C’est tout simple au fond : « Un peu moins de soi et un peu plus de grandeur ! Subjuguez, pliez, régnez, — contentez-vous d’être GRAND — et ça viendra tout seul ! Que cela ne soit pas par la force de votre volonté, mais par celle de votre nature profonde. » Cette remarque de Marina Tsvetaeva, faisant le saut hors de la pensée habituelle, hors de la pensée dualiste, crispée, celle du petit cadre, dans lequel nous sommes plongés nous conduit jusqu’au sol de la véritable méditation.
UN PEU MOINS DE SOI, ET UN PEU PLUS DE GRANDEUR,VOILA CE QU'EST LA MÉDITATION !
Le monde dans lequel on vit consiste trop souvent en beaucoup de moi et bien peu de grandeur ? Vouloir que tout soit étroit, aplati pour être confortable. Comment ne pas réduire le grand par l’étroitesse ? Le grand est le rapport natif de l’être humain aux choses. Il faut le laisser être. Ne pas l’enfermer.
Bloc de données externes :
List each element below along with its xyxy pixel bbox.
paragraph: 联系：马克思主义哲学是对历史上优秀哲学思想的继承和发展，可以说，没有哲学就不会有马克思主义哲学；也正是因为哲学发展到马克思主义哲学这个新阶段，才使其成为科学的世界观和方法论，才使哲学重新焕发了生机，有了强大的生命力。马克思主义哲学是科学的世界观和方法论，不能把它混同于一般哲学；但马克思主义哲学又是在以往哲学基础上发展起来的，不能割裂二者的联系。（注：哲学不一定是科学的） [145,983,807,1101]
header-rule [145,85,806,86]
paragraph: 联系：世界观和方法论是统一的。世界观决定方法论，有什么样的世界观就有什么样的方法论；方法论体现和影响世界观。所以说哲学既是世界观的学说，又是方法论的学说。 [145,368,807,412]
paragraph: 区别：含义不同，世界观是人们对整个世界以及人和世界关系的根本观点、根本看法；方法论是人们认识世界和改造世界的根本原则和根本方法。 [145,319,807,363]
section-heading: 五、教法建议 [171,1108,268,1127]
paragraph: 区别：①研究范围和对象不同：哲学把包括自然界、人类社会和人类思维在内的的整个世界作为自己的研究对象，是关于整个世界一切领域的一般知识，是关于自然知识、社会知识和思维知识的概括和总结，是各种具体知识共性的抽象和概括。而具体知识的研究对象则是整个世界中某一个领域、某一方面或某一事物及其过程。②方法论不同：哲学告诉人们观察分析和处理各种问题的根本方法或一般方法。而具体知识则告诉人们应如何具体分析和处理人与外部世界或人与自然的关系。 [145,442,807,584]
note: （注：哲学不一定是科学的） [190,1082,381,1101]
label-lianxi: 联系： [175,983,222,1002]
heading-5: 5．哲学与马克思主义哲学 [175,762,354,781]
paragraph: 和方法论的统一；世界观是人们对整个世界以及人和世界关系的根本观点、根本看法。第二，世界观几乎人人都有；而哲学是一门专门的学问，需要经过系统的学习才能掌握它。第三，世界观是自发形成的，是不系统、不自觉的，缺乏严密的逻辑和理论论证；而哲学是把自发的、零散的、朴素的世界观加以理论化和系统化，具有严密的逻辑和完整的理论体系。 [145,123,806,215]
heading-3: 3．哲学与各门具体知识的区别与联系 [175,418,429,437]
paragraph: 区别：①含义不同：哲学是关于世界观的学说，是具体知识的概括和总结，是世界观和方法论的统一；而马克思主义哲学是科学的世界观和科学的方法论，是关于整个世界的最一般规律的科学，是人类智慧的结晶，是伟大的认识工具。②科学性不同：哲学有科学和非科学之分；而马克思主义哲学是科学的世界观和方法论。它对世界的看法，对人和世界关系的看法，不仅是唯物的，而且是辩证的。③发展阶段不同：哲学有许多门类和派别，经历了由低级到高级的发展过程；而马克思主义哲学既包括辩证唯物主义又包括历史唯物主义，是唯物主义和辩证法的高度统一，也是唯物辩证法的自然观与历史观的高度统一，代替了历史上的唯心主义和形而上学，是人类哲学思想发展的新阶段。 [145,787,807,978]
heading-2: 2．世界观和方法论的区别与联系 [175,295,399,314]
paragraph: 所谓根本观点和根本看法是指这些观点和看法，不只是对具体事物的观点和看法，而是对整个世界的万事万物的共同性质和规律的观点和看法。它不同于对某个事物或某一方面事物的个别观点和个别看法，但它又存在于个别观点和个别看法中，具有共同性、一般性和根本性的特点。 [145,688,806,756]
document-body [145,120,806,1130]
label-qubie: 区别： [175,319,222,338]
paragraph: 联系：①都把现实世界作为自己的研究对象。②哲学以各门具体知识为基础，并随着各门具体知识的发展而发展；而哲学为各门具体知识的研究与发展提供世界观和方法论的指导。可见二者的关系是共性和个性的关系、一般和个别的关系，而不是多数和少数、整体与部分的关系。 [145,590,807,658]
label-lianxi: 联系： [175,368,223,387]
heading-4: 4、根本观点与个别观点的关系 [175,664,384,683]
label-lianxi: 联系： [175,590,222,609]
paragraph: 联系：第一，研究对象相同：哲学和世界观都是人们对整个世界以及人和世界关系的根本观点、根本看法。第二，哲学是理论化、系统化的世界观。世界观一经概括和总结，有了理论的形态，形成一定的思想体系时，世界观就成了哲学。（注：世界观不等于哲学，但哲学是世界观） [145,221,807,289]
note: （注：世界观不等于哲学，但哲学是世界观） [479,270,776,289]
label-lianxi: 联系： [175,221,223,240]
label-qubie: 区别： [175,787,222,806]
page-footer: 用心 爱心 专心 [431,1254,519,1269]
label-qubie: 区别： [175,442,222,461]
L’effort, précise Tsvetaeva ne consiste pas à fabriquer le Grand, à faire un effort de volonté, mais de reconnaître la nature profonde de notre être. Faire confiance à la grandeur et la laisser se déployer à sa libre mesure, c’est cela pratiquer. Voilà le chemin, et vous pouvez commencer alors à travailler sérieusement. Vous arrêtez de faire petit. Vous arrêtez la mesquinerie. Quand il n’y a plus cette préoccupation du moi, vous êtes libéré et pouvez aller vers la grandeur.